This morning, something popped up… and it was Gold. A minor pop, nonetheless, a breakout. Perhaps the start of the last burst of this first leg…
In the 4hourly Gold futures chart (left panel), a spike and close out of the triangle was a continuation of yesterday’s market fear. On Monday, the US market was reminded of the usual headline fear and before market open, Gold had started moving upwards. The fear festered into the afternoon and even after the close, Gold continued to be the safe haven. The local early morning spike and consequent breakout was probably due to the Australian, Japanese and Chinese markets digestion of the growing fear… the breakout was firm with the MACD crossing up. The Gold futures daily chart (right panel) shows the committed upside target achievement well above 1500, nicely with a Gap Up. We would like to see a continuation of the run, well above the gap. This comes despite the rather parabolic extension of Gold recently, which belies the undercurrent fear.
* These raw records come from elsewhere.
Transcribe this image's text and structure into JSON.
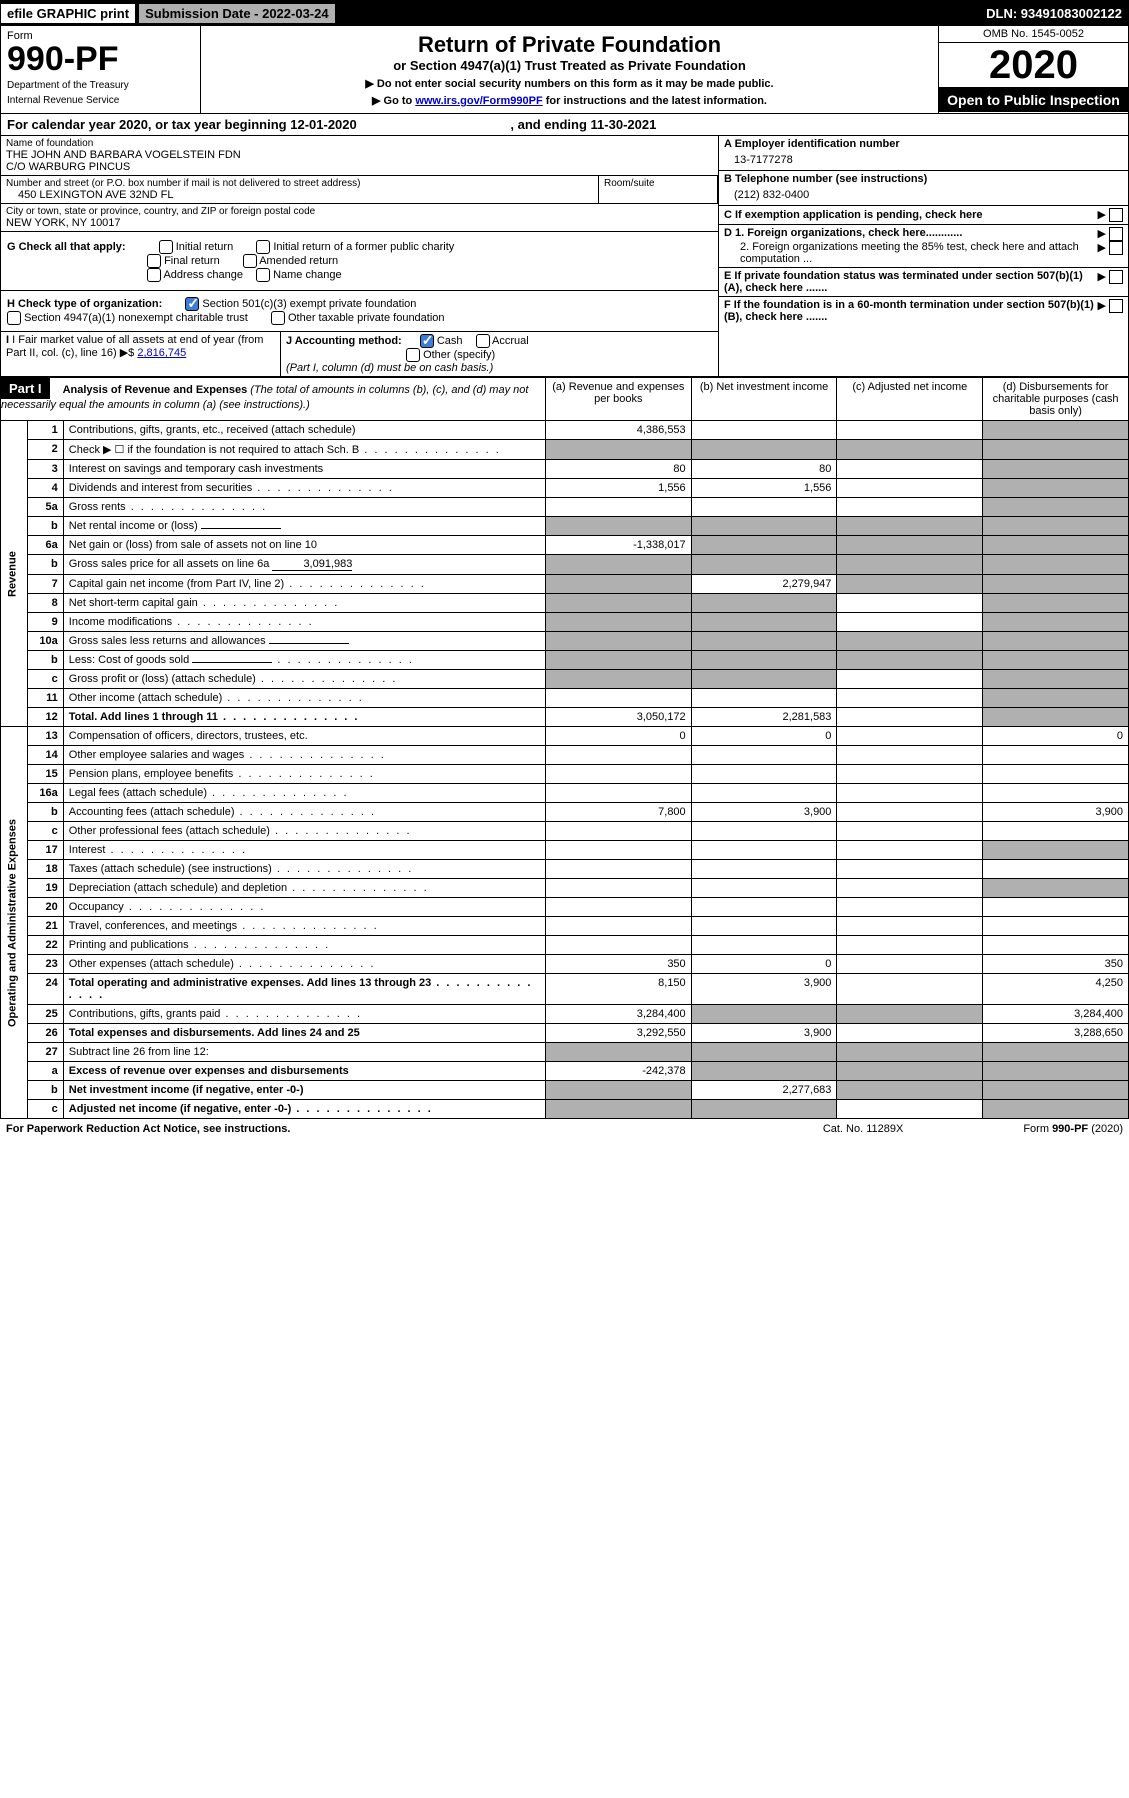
{
  "topbar": {
    "efile": "efile GRAPHIC print",
    "submission_label": "Submission Date - 2022-03-24",
    "dln": "DLN: 93491083002122"
  },
  "header": {
    "form_label": "Form",
    "form_number": "990-PF",
    "dept1": "Department of the Treasury",
    "dept2": "Internal Revenue Service",
    "title": "Return of Private Foundation",
    "subtitle": "or Section 4947(a)(1) Trust Treated as Private Foundation",
    "instr1": "▶ Do not enter social security numbers on this form as it may be made public.",
    "instr2_pre": "▶ Go to ",
    "instr2_link": "www.irs.gov/Form990PF",
    "instr2_post": " for instructions and the latest information.",
    "omb": "OMB No. 1545-0052",
    "year": "2020",
    "open": "Open to Public Inspection"
  },
  "calendar": {
    "text_pre": "For calendar year 2020, or tax year beginning ",
    "begin": "12-01-2020",
    "mid": " , and ending ",
    "end": "11-30-2021"
  },
  "identity": {
    "name_label": "Name of foundation",
    "name1": "THE JOHN AND BARBARA VOGELSTEIN FDN",
    "name2": "C/O WARBURG PINCUS",
    "addr_label": "Number and street (or P.O. box number if mail is not delivered to street address)",
    "addr": "450 LEXINGTON AVE 32ND FL",
    "room_label": "Room/suite",
    "city_label": "City or town, state or province, country, and ZIP or foreign postal code",
    "city": "NEW YORK, NY  10017",
    "a_label": "A Employer identification number",
    "a_val": "13-7177278",
    "b_label": "B Telephone number (see instructions)",
    "b_val": "(212) 832-0400",
    "c_label": "C If exemption application is pending, check here",
    "d1": "D 1. Foreign organizations, check here............",
    "d2": "2. Foreign organizations meeting the 85% test, check here and attach computation ...",
    "e_label": "E  If private foundation status was terminated under section 507(b)(1)(A), check here .......",
    "f_label": "F  If the foundation is in a 60-month termination under section 507(b)(1)(B), check here .......",
    "g_label": "G Check all that apply:",
    "g_opts": [
      "Initial return",
      "Initial return of a former public charity",
      "Final return",
      "Amended return",
      "Address change",
      "Name change"
    ],
    "h_label": "H Check type of organization:",
    "h1": "Section 501(c)(3) exempt private foundation",
    "h2": "Section 4947(a)(1) nonexempt charitable trust",
    "h3": "Other taxable private foundation",
    "i_label": "I Fair market value of all assets at end of year (from Part II, col. (c), line 16) ▶$ ",
    "i_val": "2,816,745",
    "j_label": "J Accounting method:",
    "j_cash": "Cash",
    "j_accrual": "Accrual",
    "j_other": "Other (specify)",
    "j_note": "(Part I, column (d) must be on cash basis.)"
  },
  "part1": {
    "label": "Part I",
    "title": "Analysis of Revenue and Expenses",
    "title_note": " (The total of amounts in columns (b), (c), and (d) may not necessarily equal the amounts in column (a) (see instructions).)",
    "cols": {
      "a": "(a)   Revenue and expenses per books",
      "b": "(b)   Net investment income",
      "c": "(c)   Adjusted net income",
      "d": "(d)   Disbursements for charitable purposes (cash basis only)"
    }
  },
  "revenue_label": "Revenue",
  "expenses_label": "Operating and Administrative Expenses",
  "rows": [
    {
      "n": "1",
      "desc": "Contributions, gifts, grants, etc., received (attach schedule)",
      "a": "4,386,553",
      "b": "",
      "c": "",
      "d": "shade"
    },
    {
      "n": "2",
      "desc": "Check ▶ ☐ if the foundation is not required to attach Sch. B",
      "a": "shade",
      "b": "shade",
      "c": "shade",
      "d": "shade",
      "dots": true
    },
    {
      "n": "3",
      "desc": "Interest on savings and temporary cash investments",
      "a": "80",
      "b": "80",
      "c": "",
      "d": "shade"
    },
    {
      "n": "4",
      "desc": "Dividends and interest from securities",
      "a": "1,556",
      "b": "1,556",
      "c": "",
      "d": "shade",
      "dots": true
    },
    {
      "n": "5a",
      "desc": "Gross rents",
      "a": "",
      "b": "",
      "c": "",
      "d": "shade",
      "dots": true
    },
    {
      "n": "b",
      "desc": "Net rental income or (loss)",
      "a": "shade",
      "b": "shade",
      "c": "shade",
      "d": "shade",
      "inline": ""
    },
    {
      "n": "6a",
      "desc": "Net gain or (loss) from sale of assets not on line 10",
      "a": "-1,338,017",
      "b": "shade",
      "c": "shade",
      "d": "shade"
    },
    {
      "n": "b",
      "desc": "Gross sales price for all assets on line 6a",
      "a": "shade",
      "b": "shade",
      "c": "shade",
      "d": "shade",
      "inline": "3,091,983"
    },
    {
      "n": "7",
      "desc": "Capital gain net income (from Part IV, line 2)",
      "a": "shade",
      "b": "2,279,947",
      "c": "shade",
      "d": "shade",
      "dots": true
    },
    {
      "n": "8",
      "desc": "Net short-term capital gain",
      "a": "shade",
      "b": "shade",
      "c": "",
      "d": "shade",
      "dots": true
    },
    {
      "n": "9",
      "desc": "Income modifications",
      "a": "shade",
      "b": "shade",
      "c": "",
      "d": "shade",
      "dots": true
    },
    {
      "n": "10a",
      "desc": "Gross sales less returns and allowances",
      "a": "shade",
      "b": "shade",
      "c": "shade",
      "d": "shade",
      "inline": ""
    },
    {
      "n": "b",
      "desc": "Less: Cost of goods sold",
      "a": "shade",
      "b": "shade",
      "c": "shade",
      "d": "shade",
      "inline": "",
      "dots": true
    },
    {
      "n": "c",
      "desc": "Gross profit or (loss) (attach schedule)",
      "a": "shade",
      "b": "shade",
      "c": "",
      "d": "shade",
      "dots": true
    },
    {
      "n": "11",
      "desc": "Other income (attach schedule)",
      "a": "",
      "b": "",
      "c": "",
      "d": "shade",
      "dots": true
    },
    {
      "n": "12",
      "desc": "Total. Add lines 1 through 11",
      "a": "3,050,172",
      "b": "2,281,583",
      "c": "",
      "d": "shade",
      "bold": true,
      "dots": true
    },
    {
      "n": "13",
      "desc": "Compensation of officers, directors, trustees, etc.",
      "a": "0",
      "b": "0",
      "c": "",
      "d": "0"
    },
    {
      "n": "14",
      "desc": "Other employee salaries and wages",
      "a": "",
      "b": "",
      "c": "",
      "d": "",
      "dots": true
    },
    {
      "n": "15",
      "desc": "Pension plans, employee benefits",
      "a": "",
      "b": "",
      "c": "",
      "d": "",
      "dots": true
    },
    {
      "n": "16a",
      "desc": "Legal fees (attach schedule)",
      "a": "",
      "b": "",
      "c": "",
      "d": "",
      "dots": true
    },
    {
      "n": "b",
      "desc": "Accounting fees (attach schedule)",
      "a": "7,800",
      "b": "3,900",
      "c": "",
      "d": "3,900",
      "dots": true
    },
    {
      "n": "c",
      "desc": "Other professional fees (attach schedule)",
      "a": "",
      "b": "",
      "c": "",
      "d": "",
      "dots": true
    },
    {
      "n": "17",
      "desc": "Interest",
      "a": "",
      "b": "",
      "c": "",
      "d": "shade",
      "dots": true
    },
    {
      "n": "18",
      "desc": "Taxes (attach schedule) (see instructions)",
      "a": "",
      "b": "",
      "c": "",
      "d": "",
      "dots": true
    },
    {
      "n": "19",
      "desc": "Depreciation (attach schedule) and depletion",
      "a": "",
      "b": "",
      "c": "",
      "d": "shade",
      "dots": true
    },
    {
      "n": "20",
      "desc": "Occupancy",
      "a": "",
      "b": "",
      "c": "",
      "d": "",
      "dots": true
    },
    {
      "n": "21",
      "desc": "Travel, conferences, and meetings",
      "a": "",
      "b": "",
      "c": "",
      "d": "",
      "dots": true
    },
    {
      "n": "22",
      "desc": "Printing and publications",
      "a": "",
      "b": "",
      "c": "",
      "d": "",
      "dots": true
    },
    {
      "n": "23",
      "desc": "Other expenses (attach schedule)",
      "a": "350",
      "b": "0",
      "c": "",
      "d": "350",
      "dots": true
    },
    {
      "n": "24",
      "desc": "Total operating and administrative expenses. Add lines 13 through 23",
      "a": "8,150",
      "b": "3,900",
      "c": "",
      "d": "4,250",
      "bold": true,
      "dots": true
    },
    {
      "n": "25",
      "desc": "Contributions, gifts, grants paid",
      "a": "3,284,400",
      "b": "shade",
      "c": "shade",
      "d": "3,284,400",
      "dots": true
    },
    {
      "n": "26",
      "desc": "Total expenses and disbursements. Add lines 24 and 25",
      "a": "3,292,550",
      "b": "3,900",
      "c": "",
      "d": "3,288,650",
      "bold": true
    },
    {
      "n": "27",
      "desc": "Subtract line 26 from line 12:",
      "a": "shade",
      "b": "shade",
      "c": "shade",
      "d": "shade"
    },
    {
      "n": "a",
      "desc": "Excess of revenue over expenses and disbursements",
      "a": "-242,378",
      "b": "shade",
      "c": "shade",
      "d": "shade",
      "bold": true
    },
    {
      "n": "b",
      "desc": "Net investment income (if negative, enter -0-)",
      "a": "shade",
      "b": "2,277,683",
      "c": "shade",
      "d": "shade",
      "bold": true
    },
    {
      "n": "c",
      "desc": "Adjusted net income (if negative, enter -0-)",
      "a": "shade",
      "b": "shade",
      "c": "",
      "d": "shade",
      "bold": true,
      "dots": true
    }
  ],
  "footer": {
    "left": "For Paperwork Reduction Act Notice, see instructions.",
    "mid": "Cat. No. 11289X",
    "right": "Form 990-PF (2020)"
  }
}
In the daily chart, we can see the previous marked entries, last two being real trades. Although this morning had a Buy signal on breakout, common, rational and risk sense did not allow a real trade…
Looking at the Gold weekly chart, it is evident that the recent bull run is strong, but also somewhat overextended and parabolic. Entry would not be near ideal as risk reward ratios would be unfavorably inverse. Fund flow analysis was incorporated to the weekly technicals and it appears that Non-commercial buying had been on the rise, and is at a recently elevated level. On the contrary, the Largest 8 Net appears to be slightly short. Broadly speaking, Gold may be at a point where the largest traders are offloading supply to Non-commercial demand.
However, the bigger picture is still intact for Gold, with multi year upside apparent in the Gold futures monthly chart. Including fund flow analyses, technicals align to a multi year high, targeting about 1700 in the next 6-18 months.
In summary, Gold has been the hottest topic and metal since June, gaining sting momentum over the past two months. Here is the key: while Gold is hot now, and new investors who missed the jump start want to get in… the most important question is not about when to get in, but rather HOW to get in. Many will miss this point due to FOMO (a recent abbreviation for the term Fear Of Missing Out) and the usual market dynamics would happen. Therefore, planning well in advance, setting rules, and managing the risks are not essential, but highly critical. Case in point, reviewing my older posts, you would see that I spoke of Gold as far back as late last year, in 2018.
Do note that there are other precious metals like Silver, etc. each has its own story.
For now, watch for opportunities to enter in Gold… it will come… soon.